A new wave of security research has found serious flaws in low-cost IP-KVM (Keyboard, Video, Mouse) devices, which is very worrying for businesses This article explores ip kvm compromises. . These devices, which usually cost between $30 and $100, are becoming more popular for managing systems from afar.

However, attackers are now using them as weapons to get deep, hardware-level access. Risk of Control at the BIOS Level IP-KVM compromises work below the operating system, which is different from other types of software attacks. This lets attackers directly control a system's keyboard, mouse, and display at the BIOS level. Because of this, they can completely get around antivirus software, endpoint security tools, and host-based firewalls.

If one KVM device is hacked, it can give full access to all the other machines that are connected to it.

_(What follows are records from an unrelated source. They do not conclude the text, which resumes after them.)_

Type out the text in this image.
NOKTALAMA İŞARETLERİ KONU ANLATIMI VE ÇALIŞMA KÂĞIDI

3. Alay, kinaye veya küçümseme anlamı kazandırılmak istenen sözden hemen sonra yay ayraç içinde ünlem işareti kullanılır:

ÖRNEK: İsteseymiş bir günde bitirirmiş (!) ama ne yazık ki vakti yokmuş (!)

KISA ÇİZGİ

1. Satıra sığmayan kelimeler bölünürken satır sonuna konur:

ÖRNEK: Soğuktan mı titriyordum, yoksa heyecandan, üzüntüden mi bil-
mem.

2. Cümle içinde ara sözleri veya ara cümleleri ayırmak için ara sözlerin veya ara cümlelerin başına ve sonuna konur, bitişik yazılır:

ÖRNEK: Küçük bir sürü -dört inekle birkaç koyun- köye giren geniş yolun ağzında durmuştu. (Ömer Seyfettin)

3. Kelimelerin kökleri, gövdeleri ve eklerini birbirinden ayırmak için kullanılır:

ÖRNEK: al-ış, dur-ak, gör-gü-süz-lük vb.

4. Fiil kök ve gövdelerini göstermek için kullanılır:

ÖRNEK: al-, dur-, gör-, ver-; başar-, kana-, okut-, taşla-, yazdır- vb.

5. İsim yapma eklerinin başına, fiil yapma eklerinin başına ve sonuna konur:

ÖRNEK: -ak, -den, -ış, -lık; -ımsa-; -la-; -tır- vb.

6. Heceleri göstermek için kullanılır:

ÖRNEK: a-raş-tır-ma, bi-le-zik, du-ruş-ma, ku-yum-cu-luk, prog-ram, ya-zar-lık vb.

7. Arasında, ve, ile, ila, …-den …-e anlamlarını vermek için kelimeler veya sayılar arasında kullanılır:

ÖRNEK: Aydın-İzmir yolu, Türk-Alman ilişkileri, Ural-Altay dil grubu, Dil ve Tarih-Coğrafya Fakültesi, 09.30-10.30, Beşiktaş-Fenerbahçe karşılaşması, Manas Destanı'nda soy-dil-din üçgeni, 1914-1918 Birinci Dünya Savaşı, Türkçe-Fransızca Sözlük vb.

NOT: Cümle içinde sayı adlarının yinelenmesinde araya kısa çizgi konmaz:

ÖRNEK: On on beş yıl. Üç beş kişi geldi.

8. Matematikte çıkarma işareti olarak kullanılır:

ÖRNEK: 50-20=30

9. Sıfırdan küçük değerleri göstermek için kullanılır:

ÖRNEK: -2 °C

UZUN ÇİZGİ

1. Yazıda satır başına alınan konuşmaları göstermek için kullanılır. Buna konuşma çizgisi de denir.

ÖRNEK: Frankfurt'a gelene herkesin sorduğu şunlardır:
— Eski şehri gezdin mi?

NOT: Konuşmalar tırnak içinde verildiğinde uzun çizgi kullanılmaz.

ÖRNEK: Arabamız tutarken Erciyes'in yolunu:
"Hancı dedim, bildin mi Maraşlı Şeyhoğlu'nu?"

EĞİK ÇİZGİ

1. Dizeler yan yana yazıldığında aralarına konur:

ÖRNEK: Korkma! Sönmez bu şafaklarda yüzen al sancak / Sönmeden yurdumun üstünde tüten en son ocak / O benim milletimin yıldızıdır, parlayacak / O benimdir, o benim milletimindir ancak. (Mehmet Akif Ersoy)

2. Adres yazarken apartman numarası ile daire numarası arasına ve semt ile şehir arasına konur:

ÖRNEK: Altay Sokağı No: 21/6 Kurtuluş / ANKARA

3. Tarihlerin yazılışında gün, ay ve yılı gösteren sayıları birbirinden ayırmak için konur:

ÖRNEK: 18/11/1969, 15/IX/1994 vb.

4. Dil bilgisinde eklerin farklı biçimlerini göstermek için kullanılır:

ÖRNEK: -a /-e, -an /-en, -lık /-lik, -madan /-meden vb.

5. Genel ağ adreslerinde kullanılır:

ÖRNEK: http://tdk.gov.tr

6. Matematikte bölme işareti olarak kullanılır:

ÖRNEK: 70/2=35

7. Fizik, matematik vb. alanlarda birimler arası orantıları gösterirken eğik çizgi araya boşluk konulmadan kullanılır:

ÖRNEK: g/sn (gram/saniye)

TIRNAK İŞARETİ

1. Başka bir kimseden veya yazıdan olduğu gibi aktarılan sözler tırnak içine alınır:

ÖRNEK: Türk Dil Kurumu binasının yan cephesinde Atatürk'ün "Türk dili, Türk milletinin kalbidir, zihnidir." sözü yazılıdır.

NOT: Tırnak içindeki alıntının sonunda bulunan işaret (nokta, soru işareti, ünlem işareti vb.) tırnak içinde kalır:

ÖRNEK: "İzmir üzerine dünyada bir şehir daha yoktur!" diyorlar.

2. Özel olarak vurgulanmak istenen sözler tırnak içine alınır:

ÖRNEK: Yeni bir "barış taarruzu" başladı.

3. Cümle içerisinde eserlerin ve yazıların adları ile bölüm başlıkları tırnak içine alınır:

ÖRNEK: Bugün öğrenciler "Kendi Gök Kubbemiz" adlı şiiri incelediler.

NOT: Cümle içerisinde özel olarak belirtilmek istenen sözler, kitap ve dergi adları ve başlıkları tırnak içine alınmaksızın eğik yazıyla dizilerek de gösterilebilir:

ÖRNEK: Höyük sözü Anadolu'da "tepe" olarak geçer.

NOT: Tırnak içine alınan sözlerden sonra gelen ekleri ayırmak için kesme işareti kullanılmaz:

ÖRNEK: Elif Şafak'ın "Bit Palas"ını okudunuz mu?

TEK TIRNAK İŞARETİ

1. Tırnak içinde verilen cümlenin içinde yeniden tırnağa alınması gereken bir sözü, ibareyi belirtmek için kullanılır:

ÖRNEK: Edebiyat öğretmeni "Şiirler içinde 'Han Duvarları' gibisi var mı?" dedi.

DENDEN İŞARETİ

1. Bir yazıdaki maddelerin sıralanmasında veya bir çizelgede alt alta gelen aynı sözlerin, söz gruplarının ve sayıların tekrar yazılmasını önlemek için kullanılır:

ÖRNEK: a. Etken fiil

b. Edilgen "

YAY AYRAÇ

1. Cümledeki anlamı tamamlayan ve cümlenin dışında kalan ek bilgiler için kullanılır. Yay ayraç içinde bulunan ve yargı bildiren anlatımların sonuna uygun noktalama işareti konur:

Attackers can run commands, change the way a computer boots up, spread ransomware, or even launch attacks using virtual media without being caught. Eclypsium says that the number of IP-KVM devices that are connected to the internet has skyrocketed from 404 in June 2025 to more than 1,600 by January 2026. This big jump shows that a lot of people are using it without enough security measures.

The flaws are due to basic security problems in how the device was designed and built. Some common problems are: Not enough ways to check that firmware is safe Debug and serial interfaces that are open Weak or no brute-force protection Cloud provisioning processes that aren't safe Attackers can also put persistent backdoors directly on the hardware because these devices run embedded Linux systems. The study found nine weaknesses in four vendors: GL-iNet, Angeet, Sipeed, and JetKVM.

Vendor Product CVE Vulnerability CVSS Status GL-iNet Comet RM-1 CVE-2026-32290 Not enough verification of the firmware 4.2 No fix is planned Comet by GL-iNet RM-1 CVE-2026-32291 UART root access 7.6 No fix is planned CVE-2026-32292 for GL-iNet Comet RM-1 Not enough protection against brute-force attacks 5.3 Fixed in v1.8.1 BETA GL-iNet Comet RM-1 CVE-2026-32293 Cloud provisioning that isn't safe at first 3.1 Fixed in v1.8.1 BETA Angeet ES3 KVM CVE-2026-32297 9.8: Unauthenticated file upload—no fix available Angeet ES3 KVM CVE-2026-32298 OS command injection 8.8 No fix yet for Sipeed NanoKVM CVE-2026-32296 Exposing the configuration endpoint 5.4 Fixed in v2.3.1 JetKVM JetKVM CVE-2026-32294 Not enough checking of updates 6.7 Fixed in v0.5.4 JetKVM JetKVM CVE-2026-32295 7.3 Fixed in v0.5.4 for not limiting rates enough The Angeet ES3 KVM has the worst problem, which is that attackers can upload any files they want without having to log in.

Attack Scenarios in the Real World After being used, attackers can: Put keystrokes in to install malware or ransomware Start systems from bad remote media without having to decrypt the disk Change the BIOS settings to keep things going. Watch or stop sensitive operations as they happen Traditional detection tools don't work because all actions happen below the OS. IP-KVM devices should be seen as high-risk infrastructure by security teams.

Things you should do include: Keep KVMs separate from other management networks. Never let them connect directly to the internet. As soon as possible, install any available firmware updates. Turn off interfaces you don't need, like UART and wireless configuration.

Make sure that strong authentication and network segmentation are in place. These results show that enterprise security is becoming less effective. As businesses start using less expensive hardware, hackers are targeting these parts that are often ignored to take full control of important systems.

Make ZeroOwl your favorite source in Google.